What is “one thing”, though? ArrayQuicksorter? ArrayQuicksortPivotFinder? ArrayQuicksortPivotElementComparer? SRP is important, but it’s important in the context of your larger program. By making something a class, you’re declaring it a reusable component in your program. Additionally, you’re declaring it as publicly available. Pulling ArraySorter out of TimeFarbler might mean you don’t have to test a private method, but it also means that now other classes might call ArraySorter. That increases the coupling in your program and makes it harder to reason about your code. If you change a private method, you only have to guarantee that the public methods are still valid. But if you change a public method, you have to guarantee that all consumers of the object are still valid. And when you follow SRP too strictly you’re going to have a lot more public methods.
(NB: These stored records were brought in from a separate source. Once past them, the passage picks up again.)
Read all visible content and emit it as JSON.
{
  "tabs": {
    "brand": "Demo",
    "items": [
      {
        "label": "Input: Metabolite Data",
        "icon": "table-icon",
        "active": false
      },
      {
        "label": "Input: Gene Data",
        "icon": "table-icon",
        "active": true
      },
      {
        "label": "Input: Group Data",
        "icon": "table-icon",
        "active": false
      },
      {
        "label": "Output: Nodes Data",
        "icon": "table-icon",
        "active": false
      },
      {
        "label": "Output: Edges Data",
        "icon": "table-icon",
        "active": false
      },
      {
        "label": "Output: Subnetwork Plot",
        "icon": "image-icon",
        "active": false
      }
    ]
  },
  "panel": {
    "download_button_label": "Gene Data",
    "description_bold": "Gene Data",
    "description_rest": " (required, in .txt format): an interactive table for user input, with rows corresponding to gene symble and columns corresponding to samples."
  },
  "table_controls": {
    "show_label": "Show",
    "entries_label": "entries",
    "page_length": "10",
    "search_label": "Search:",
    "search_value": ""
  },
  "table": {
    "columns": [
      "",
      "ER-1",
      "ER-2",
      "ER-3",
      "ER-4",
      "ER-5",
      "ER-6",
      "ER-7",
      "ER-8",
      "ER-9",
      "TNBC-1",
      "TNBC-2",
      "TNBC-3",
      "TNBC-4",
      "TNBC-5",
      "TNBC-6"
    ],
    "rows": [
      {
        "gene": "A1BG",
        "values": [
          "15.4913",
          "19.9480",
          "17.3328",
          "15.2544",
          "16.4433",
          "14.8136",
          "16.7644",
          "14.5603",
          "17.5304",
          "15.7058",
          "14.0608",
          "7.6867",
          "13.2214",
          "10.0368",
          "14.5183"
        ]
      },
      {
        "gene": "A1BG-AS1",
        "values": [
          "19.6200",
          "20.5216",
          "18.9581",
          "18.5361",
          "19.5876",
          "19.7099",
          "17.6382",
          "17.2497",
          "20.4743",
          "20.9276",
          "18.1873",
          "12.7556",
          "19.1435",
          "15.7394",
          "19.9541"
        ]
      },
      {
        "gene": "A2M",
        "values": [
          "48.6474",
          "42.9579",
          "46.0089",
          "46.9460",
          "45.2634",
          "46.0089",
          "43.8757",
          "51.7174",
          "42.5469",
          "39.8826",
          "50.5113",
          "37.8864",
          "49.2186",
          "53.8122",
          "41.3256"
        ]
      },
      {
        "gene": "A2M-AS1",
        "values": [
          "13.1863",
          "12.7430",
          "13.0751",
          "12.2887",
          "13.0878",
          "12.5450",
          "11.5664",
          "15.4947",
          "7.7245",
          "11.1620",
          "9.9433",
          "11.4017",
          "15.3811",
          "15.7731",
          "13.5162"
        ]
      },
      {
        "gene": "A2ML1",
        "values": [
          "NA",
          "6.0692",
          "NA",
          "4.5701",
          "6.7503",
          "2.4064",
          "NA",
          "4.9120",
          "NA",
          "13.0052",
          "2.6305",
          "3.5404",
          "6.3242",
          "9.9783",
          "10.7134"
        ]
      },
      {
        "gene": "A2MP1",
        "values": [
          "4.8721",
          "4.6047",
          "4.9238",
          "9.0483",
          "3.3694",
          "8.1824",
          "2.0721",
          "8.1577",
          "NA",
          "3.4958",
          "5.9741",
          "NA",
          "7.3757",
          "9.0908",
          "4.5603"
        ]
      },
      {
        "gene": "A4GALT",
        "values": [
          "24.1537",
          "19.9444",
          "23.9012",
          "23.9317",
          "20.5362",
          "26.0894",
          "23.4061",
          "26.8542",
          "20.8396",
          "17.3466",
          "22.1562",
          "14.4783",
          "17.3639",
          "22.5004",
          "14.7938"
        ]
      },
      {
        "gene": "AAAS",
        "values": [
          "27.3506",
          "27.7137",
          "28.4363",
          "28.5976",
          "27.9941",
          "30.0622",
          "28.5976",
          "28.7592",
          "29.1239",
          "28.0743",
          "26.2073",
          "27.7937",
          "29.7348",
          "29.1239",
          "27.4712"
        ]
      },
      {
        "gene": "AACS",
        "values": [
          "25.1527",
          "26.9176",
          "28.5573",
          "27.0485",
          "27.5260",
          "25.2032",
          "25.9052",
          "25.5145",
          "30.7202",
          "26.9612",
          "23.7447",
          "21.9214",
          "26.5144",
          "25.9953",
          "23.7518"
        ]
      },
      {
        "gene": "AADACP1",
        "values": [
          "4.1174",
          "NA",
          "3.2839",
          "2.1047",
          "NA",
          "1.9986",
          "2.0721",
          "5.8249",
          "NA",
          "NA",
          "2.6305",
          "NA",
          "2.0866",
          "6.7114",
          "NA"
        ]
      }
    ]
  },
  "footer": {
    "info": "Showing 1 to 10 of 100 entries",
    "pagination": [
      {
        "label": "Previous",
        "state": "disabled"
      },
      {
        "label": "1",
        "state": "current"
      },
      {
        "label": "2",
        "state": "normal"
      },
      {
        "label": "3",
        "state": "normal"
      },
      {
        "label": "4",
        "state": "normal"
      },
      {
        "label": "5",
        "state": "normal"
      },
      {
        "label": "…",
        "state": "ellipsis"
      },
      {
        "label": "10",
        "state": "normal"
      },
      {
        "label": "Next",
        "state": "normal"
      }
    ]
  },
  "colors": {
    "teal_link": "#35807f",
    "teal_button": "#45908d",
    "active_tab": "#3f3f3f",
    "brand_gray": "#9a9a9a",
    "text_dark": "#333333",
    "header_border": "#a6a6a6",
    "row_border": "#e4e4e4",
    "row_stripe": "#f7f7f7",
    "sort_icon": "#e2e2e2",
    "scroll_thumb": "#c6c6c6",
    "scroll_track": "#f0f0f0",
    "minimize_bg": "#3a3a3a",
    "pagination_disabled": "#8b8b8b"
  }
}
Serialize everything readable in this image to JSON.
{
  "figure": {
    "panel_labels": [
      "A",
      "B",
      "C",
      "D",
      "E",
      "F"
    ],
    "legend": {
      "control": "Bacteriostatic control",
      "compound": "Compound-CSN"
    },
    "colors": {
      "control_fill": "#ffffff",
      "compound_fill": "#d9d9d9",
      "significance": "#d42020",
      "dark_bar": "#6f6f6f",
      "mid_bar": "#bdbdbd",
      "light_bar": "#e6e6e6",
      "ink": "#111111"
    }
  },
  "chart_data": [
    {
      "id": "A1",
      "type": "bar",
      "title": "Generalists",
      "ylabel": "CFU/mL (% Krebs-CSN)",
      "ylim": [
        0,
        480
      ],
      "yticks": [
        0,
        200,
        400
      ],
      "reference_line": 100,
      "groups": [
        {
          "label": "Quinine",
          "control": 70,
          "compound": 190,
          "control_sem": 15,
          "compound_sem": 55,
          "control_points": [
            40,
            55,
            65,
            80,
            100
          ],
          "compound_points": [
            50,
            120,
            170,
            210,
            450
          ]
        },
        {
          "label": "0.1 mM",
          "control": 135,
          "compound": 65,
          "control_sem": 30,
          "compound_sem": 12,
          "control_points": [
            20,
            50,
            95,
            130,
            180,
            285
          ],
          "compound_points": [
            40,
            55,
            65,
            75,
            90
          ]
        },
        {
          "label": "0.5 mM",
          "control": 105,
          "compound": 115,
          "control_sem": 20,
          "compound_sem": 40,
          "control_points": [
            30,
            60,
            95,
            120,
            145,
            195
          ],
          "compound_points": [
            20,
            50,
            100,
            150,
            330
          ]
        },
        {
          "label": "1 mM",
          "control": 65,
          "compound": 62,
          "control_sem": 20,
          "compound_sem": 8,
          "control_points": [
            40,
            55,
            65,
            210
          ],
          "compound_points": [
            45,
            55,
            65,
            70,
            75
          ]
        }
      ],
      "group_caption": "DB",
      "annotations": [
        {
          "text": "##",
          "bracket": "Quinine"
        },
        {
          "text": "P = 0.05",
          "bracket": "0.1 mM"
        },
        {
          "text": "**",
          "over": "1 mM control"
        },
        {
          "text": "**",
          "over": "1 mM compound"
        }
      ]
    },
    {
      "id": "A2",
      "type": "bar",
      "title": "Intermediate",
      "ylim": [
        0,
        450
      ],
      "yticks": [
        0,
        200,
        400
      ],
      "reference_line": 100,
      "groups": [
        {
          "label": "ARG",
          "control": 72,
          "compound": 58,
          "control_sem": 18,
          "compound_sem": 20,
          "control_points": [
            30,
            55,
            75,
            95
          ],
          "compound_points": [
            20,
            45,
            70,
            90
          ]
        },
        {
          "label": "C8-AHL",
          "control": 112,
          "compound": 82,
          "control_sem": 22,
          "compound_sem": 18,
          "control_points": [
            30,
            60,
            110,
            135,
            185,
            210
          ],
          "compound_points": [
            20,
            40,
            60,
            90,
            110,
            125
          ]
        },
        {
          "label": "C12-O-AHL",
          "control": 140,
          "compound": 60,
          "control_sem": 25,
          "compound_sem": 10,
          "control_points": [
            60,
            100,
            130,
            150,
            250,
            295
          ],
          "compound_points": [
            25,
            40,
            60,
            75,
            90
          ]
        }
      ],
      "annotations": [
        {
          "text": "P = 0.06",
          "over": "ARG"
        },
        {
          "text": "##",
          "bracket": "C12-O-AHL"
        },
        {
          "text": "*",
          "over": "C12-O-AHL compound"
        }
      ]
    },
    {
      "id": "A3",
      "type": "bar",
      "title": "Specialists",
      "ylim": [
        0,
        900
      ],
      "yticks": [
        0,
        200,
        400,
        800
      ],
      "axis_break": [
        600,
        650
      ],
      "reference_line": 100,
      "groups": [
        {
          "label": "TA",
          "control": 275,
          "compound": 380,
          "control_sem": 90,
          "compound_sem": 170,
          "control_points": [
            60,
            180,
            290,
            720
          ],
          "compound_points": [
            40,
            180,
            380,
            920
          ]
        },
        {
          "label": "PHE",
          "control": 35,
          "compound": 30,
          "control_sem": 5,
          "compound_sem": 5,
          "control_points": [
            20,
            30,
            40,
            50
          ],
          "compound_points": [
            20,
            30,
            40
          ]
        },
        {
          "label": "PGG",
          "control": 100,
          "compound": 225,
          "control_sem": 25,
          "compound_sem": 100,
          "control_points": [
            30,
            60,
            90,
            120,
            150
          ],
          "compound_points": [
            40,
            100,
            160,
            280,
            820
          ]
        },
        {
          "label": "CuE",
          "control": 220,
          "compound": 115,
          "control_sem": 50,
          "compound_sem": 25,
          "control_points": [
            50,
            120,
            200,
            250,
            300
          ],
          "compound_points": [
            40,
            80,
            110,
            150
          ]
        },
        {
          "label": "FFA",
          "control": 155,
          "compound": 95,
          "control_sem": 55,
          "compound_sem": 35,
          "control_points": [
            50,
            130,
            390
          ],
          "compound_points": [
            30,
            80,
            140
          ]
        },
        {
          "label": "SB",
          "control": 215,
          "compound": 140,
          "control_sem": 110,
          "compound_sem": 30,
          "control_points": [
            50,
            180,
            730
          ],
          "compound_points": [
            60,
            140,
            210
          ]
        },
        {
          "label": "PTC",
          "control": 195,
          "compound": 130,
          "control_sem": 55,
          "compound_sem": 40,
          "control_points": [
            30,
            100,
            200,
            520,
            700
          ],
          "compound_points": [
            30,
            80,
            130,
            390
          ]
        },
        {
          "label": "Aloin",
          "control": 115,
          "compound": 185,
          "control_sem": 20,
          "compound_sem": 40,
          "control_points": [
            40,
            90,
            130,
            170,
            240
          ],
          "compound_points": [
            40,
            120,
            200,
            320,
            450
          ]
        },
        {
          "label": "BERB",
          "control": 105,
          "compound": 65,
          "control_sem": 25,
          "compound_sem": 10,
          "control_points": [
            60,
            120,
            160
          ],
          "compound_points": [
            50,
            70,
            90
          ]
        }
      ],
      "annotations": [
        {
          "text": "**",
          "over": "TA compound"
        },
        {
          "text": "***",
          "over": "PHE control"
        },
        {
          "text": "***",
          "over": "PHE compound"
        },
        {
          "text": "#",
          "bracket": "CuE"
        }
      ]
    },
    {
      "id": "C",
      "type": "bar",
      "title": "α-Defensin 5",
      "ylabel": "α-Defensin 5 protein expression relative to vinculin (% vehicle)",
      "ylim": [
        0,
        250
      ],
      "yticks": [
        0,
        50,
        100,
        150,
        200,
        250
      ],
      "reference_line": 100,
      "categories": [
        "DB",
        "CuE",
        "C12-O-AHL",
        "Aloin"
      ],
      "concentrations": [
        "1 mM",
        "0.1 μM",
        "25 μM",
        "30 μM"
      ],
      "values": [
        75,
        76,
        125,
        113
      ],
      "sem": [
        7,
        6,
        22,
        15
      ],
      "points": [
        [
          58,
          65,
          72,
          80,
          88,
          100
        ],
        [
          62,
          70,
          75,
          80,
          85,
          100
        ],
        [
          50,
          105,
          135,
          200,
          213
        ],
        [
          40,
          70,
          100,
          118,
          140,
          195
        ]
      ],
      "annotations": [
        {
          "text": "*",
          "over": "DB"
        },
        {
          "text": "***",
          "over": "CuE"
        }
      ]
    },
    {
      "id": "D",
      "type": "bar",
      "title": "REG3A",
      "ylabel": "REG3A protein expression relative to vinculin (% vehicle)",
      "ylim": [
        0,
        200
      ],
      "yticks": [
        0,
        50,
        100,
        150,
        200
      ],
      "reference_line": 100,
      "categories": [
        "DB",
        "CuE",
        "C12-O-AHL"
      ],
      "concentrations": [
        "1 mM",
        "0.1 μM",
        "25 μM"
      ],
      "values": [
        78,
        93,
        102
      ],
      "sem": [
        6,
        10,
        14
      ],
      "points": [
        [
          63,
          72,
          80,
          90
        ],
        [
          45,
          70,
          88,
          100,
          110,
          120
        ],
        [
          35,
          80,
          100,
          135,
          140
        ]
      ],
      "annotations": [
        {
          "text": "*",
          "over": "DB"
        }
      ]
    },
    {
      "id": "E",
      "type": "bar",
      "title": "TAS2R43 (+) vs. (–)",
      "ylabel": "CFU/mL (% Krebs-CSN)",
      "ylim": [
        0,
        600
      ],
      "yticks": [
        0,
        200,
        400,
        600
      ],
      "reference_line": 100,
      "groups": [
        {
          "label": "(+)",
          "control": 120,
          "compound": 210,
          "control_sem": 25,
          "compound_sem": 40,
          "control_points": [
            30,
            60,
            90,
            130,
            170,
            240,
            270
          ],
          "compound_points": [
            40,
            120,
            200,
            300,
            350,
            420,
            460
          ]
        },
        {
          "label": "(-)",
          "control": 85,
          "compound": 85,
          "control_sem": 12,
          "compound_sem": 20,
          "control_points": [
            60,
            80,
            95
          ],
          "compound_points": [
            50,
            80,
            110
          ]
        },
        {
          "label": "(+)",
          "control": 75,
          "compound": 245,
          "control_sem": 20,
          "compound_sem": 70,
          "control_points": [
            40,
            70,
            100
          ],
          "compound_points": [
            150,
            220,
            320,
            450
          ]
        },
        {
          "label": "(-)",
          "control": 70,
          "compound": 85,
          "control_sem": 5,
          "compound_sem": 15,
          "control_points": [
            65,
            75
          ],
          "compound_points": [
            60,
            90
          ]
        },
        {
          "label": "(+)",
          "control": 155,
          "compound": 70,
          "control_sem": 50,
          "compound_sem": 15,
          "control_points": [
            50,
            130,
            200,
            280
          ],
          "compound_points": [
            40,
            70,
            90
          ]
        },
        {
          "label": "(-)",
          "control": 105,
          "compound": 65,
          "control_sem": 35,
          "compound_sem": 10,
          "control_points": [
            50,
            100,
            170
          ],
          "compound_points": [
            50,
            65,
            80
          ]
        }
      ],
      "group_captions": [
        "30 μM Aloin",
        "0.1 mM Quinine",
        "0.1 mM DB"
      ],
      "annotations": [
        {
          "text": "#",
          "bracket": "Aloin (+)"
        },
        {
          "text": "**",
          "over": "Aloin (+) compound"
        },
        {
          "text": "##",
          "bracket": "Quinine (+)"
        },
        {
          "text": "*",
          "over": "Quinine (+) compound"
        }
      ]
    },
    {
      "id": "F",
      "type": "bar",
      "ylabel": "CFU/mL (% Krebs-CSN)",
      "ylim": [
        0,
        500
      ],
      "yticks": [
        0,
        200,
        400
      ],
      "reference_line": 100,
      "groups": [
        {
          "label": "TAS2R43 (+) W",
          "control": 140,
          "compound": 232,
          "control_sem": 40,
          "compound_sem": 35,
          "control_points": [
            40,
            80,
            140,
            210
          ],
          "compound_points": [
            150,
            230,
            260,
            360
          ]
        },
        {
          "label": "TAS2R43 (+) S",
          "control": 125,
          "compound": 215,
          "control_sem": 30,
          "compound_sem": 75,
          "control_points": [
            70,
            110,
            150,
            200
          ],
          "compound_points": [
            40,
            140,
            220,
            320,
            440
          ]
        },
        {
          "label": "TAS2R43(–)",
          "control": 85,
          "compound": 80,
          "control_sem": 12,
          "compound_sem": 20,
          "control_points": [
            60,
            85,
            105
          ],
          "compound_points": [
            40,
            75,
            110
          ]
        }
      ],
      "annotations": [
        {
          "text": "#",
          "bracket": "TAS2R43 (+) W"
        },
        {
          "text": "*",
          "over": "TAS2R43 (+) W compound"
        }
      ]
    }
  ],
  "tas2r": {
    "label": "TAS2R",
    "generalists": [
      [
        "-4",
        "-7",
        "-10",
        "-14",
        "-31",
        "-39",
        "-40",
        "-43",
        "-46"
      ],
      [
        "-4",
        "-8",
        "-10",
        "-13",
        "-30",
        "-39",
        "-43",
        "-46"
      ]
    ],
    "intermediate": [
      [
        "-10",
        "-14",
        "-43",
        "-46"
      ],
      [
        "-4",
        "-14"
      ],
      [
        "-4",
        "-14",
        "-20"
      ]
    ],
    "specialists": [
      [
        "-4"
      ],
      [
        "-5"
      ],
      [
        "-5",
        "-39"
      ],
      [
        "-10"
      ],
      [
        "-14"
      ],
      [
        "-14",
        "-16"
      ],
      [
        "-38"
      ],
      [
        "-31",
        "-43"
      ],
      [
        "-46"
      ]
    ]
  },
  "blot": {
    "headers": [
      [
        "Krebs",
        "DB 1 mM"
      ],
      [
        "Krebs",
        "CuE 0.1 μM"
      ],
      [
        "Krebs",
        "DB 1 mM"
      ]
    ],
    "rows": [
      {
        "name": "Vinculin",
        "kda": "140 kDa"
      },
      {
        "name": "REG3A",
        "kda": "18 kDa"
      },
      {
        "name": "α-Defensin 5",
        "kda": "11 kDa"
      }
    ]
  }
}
Of course, SRP is still a great rule of thumb and often you should be considering whether to break out your private methods. But just because it smells doesn’t mean it’s rotten.

Conclusion

I’m not saying that more private methods is always good, nor that more classes are always bad, nor that we always want to be testing implementations. What I am trying to say is that testing implementation has value in contexts, and that applying a rote rule of “never test your implementation” is, in the long run, harmful. Programming is as much an art as a science, and following practices as rules as opposed to guidelines takes away your ability to choose the best possible option in a given context. Sometimes it makes sense to have classes with complex implementations, and in those cases it makes sense to validate those implementations. So don’t feel bad about testing your private methods. You know your code better than any book or blog post could.